For Sorensen, a subscription is where the brand builds its best relationships with customers. “It’s our loyalty model, our feedback loop and the place where real bean obsessives live,” she says. “Retail gives us scale, DTC gives us relationships/advocacy. Those are two very different approaches, but they’re equally important models that can live alongside each other.”

There are huge challenges ahead for the model, particularly around increased customer acquisition costs. Meta’s latest earnings report shows a 14% increase in the average cost per ad served in Europe last year. Google Ads costs have surged, too, with 87% of sectors seeing higher cost-per-click rates, according to LocalIQ analysis.

But it’s worth it. After all, getting subscriptions right can mean a brand wins the loyalty of a high-value customer and brand champion for years to come.

As subscriptions numbers and revenues grow, the question is: “Are we giving our customers something they can’t get from other retailers or supermarkets?” says Hiblen. “That’s what we have to ask ourselves.”

Covid collateral: how meal kits have fared

Mindful_Chef_13_BoxDoor

Meal kits brands boomed during the pandemic, with many massively expanding their infrastructure to cope with demand.

Several have suffered in the years since. At its worst point in 2022, losses ballooned to almost £160m at Gousto as costs soared and rapid growth reversed for the first time in the recipe kit supplier’s 11-year history.

Meanwhile, operating losses at Mindful Chef – which was acquired by Nestlé in 2020 – increased by £5.1m to £7.7m as gross profit margins slipped 5.6 percentage points to 25.1%, according to accounts filed in 2023.

“The brands that failed coming out of the boom largely did so for the same reason: they became too operationally bloated – hired fast, built internal infrastructure around inflated subscriber numbers and optimised for further acquisition instead of retention,” says Shaw.

“They didn’t spend enough time or resources nurturing the new customers they acquired.”

HelloFresh continues to struggle, in March forecasting a decline in 2026 revenue and profit that sent shares down.

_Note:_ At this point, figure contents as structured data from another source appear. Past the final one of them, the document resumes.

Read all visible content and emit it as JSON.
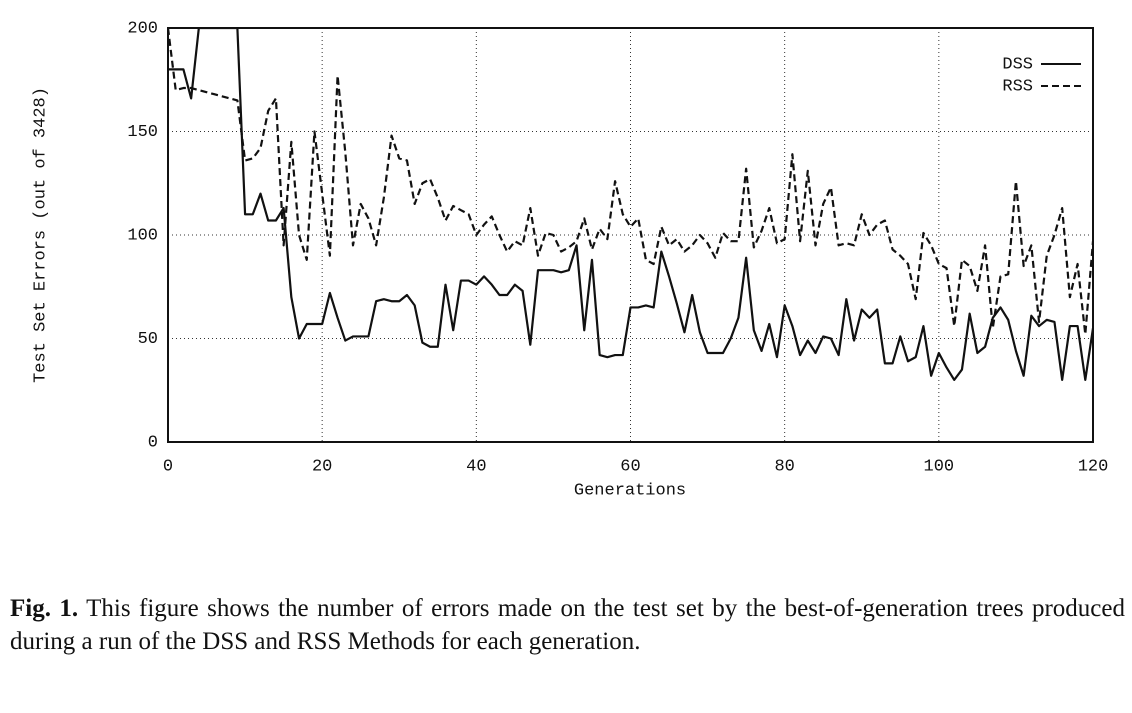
{
  "chart_data": {
    "type": "line",
    "ylabel": "Test Set Errors (out of 3428)",
    "xlabel": "Generations",
    "x": [
      0,
      1,
      2,
      3,
      4,
      5,
      6,
      7,
      8,
      9,
      10,
      11,
      12,
      13,
      14,
      15,
      16,
      17,
      18,
      19,
      20,
      21,
      22,
      23,
      24,
      25,
      26,
      27,
      28,
      29,
      30,
      31,
      32,
      33,
      34,
      35,
      36,
      37,
      38,
      39,
      40,
      41,
      42,
      43,
      44,
      45,
      46,
      47,
      48,
      49,
      50,
      51,
      52,
      53,
      54,
      55,
      56,
      57,
      58,
      59,
      60,
      61,
      62,
      63,
      64,
      65,
      66,
      67,
      68,
      69,
      70,
      71,
      72,
      73,
      74,
      75,
      76,
      77,
      78,
      79,
      80,
      81,
      82,
      83,
      84,
      85,
      86,
      87,
      88,
      89,
      90,
      91,
      92,
      93,
      94,
      95,
      96,
      97,
      98,
      99,
      100,
      101,
      102,
      103,
      104,
      105,
      106,
      107,
      108,
      109,
      110,
      111,
      112,
      113,
      114,
      115,
      116,
      117,
      118,
      119,
      120
    ],
    "series": [
      {
        "name": "DSS",
        "color": "#111111",
        "dash": "solid",
        "values": [
          180,
          180,
          180,
          166,
          200,
          200,
          200,
          200,
          200,
          200,
          110,
          110,
          120,
          107,
          107,
          113,
          70,
          50,
          57,
          57,
          57,
          72,
          60,
          49,
          51,
          51,
          51,
          68,
          69,
          68,
          68,
          71,
          66,
          48,
          46,
          46,
          76,
          54,
          78,
          78,
          76,
          80,
          76,
          71,
          71,
          76,
          73,
          47,
          83,
          83,
          83,
          82,
          83,
          95,
          54,
          88,
          42,
          41,
          42,
          42,
          65,
          65,
          66,
          65,
          92,
          80,
          67,
          53,
          71,
          53,
          43,
          43,
          43,
          50,
          60,
          89,
          54,
          44,
          57,
          41,
          66,
          56,
          42,
          49,
          43,
          51,
          50,
          42,
          69,
          49,
          64,
          60,
          64,
          38,
          38,
          51,
          39,
          41,
          56,
          32,
          43,
          36,
          30,
          35,
          62,
          43,
          46,
          60,
          65,
          59,
          44,
          32,
          61,
          56,
          59,
          58,
          30,
          56,
          56,
          30,
          55
        ]
      },
      {
        "name": "RSS",
        "color": "#111111",
        "dash": "dashed",
        "values": [
          200,
          170,
          171,
          171,
          170,
          169,
          168,
          167,
          166,
          165,
          136,
          137,
          142,
          160,
          166,
          95,
          145,
          100,
          88,
          150,
          120,
          90,
          177,
          140,
          95,
          115,
          108,
          95,
          118,
          148,
          137,
          136,
          115,
          125,
          127,
          118,
          107,
          114,
          112,
          110,
          100,
          105,
          109,
          100,
          92,
          97,
          95,
          113,
          90,
          101,
          100,
          92,
          94,
          97,
          108,
          93,
          103,
          98,
          126,
          110,
          104,
          108,
          88,
          86,
          104,
          95,
          98,
          92,
          95,
          100,
          96,
          89,
          101,
          97,
          97,
          132,
          94,
          102,
          113,
          96,
          98,
          139,
          97,
          131,
          95,
          115,
          123,
          95,
          96,
          95,
          110,
          100,
          105,
          107,
          93,
          90,
          86,
          69,
          101,
          95,
          86,
          84,
          56,
          88,
          85,
          73,
          95,
          55,
          80,
          81,
          126,
          85,
          95,
          58,
          90,
          100,
          113,
          70,
          86,
          52,
          97
        ]
      }
    ],
    "xlim": [
      0,
      120
    ],
    "xticks": [
      0,
      20,
      40,
      60,
      80,
      100,
      120
    ],
    "ylim": [
      0,
      200
    ],
    "yticks": [
      0,
      50,
      100,
      150,
      200
    ],
    "grid": true,
    "legend": "upper right",
    "caption": {
      "label": "Fig. 1.",
      "text": "This figure shows the number of errors made on the test set by the best-of-generation trees produced during a run of the DSS and RSS Methods for each generation."
    }
  }
}
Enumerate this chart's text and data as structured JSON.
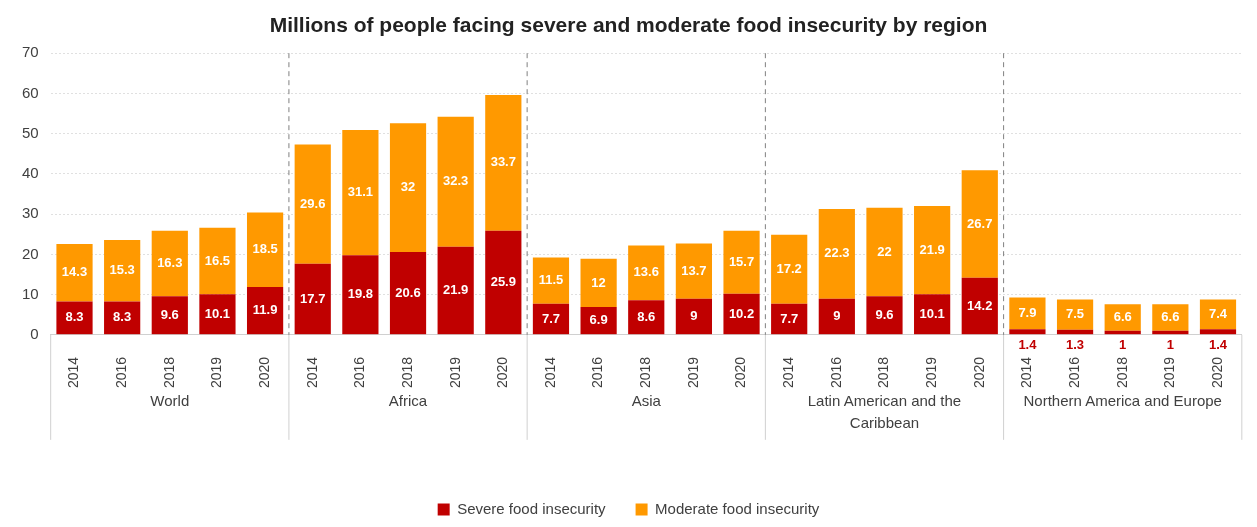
{
  "chart_data": {
    "type": "bar",
    "title": "Millions of people facing severe and moderate food insecurity by region",
    "categories": [
      "2014",
      "2016",
      "2018",
      "2019",
      "2020",
      "2014",
      "2016",
      "2018",
      "2019",
      "2020",
      "2014",
      "2016",
      "2018",
      "2019",
      "2020",
      "2014",
      "2016",
      "2018",
      "2019",
      "2020",
      "2014",
      "2016",
      "2018",
      "2019",
      "2020"
    ],
    "stacked": true,
    "series": [
      {
        "name": "Severe food insecurity",
        "color": "#c00000",
        "values": [
          8.3,
          8.3,
          9.6,
          10.1,
          11.9,
          17.7,
          19.8,
          20.6,
          21.9,
          25.9,
          7.7,
          6.9,
          8.6,
          9,
          10.2,
          7.7,
          9,
          9.6,
          10.1,
          14.2,
          1.4,
          1.3,
          1,
          1,
          1.4
        ]
      },
      {
        "name": "Moderate food insecurity",
        "color": "#ff9900",
        "values": [
          14.3,
          15.3,
          16.3,
          16.5,
          18.5,
          29.6,
          31.1,
          32,
          32.3,
          33.7,
          11.5,
          12,
          13.6,
          13.7,
          15.7,
          17.2,
          22.3,
          22,
          21.9,
          26.7,
          7.9,
          7.5,
          6.6,
          6.6,
          7.4
        ]
      }
    ],
    "ylim": [
      0,
      70
    ],
    "yticks": [
      0,
      10,
      20,
      30,
      40,
      50,
      60,
      70
    ],
    "grid": "y",
    "legend": "bottom",
    "data_labels": true,
    "annotations": [
      "World",
      "Africa",
      "Asia",
      "Latin American and the Caribbean",
      "Northern America and Europe"
    ]
  }
}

Gousto, however, declared itself to be in the “best shape ever” last year, reporting a second consecutive year of profitability.

In its latest financial results, Mindful Chef delivered turnover growth for the first time since the pandemic, reporting gross margin increases and pre-tax profits of £10.9m, up from a £1.7m loss.

“It’s very clear that this phase of hypergrowth, the easy growth, is certainly behind us,” Mindful Chef CEO Fabien Desiage said in April.

All are now more focused on convenience, ingredients, responding to health trends and building communities than tempting would-be subscribers with big –and costly – discounts.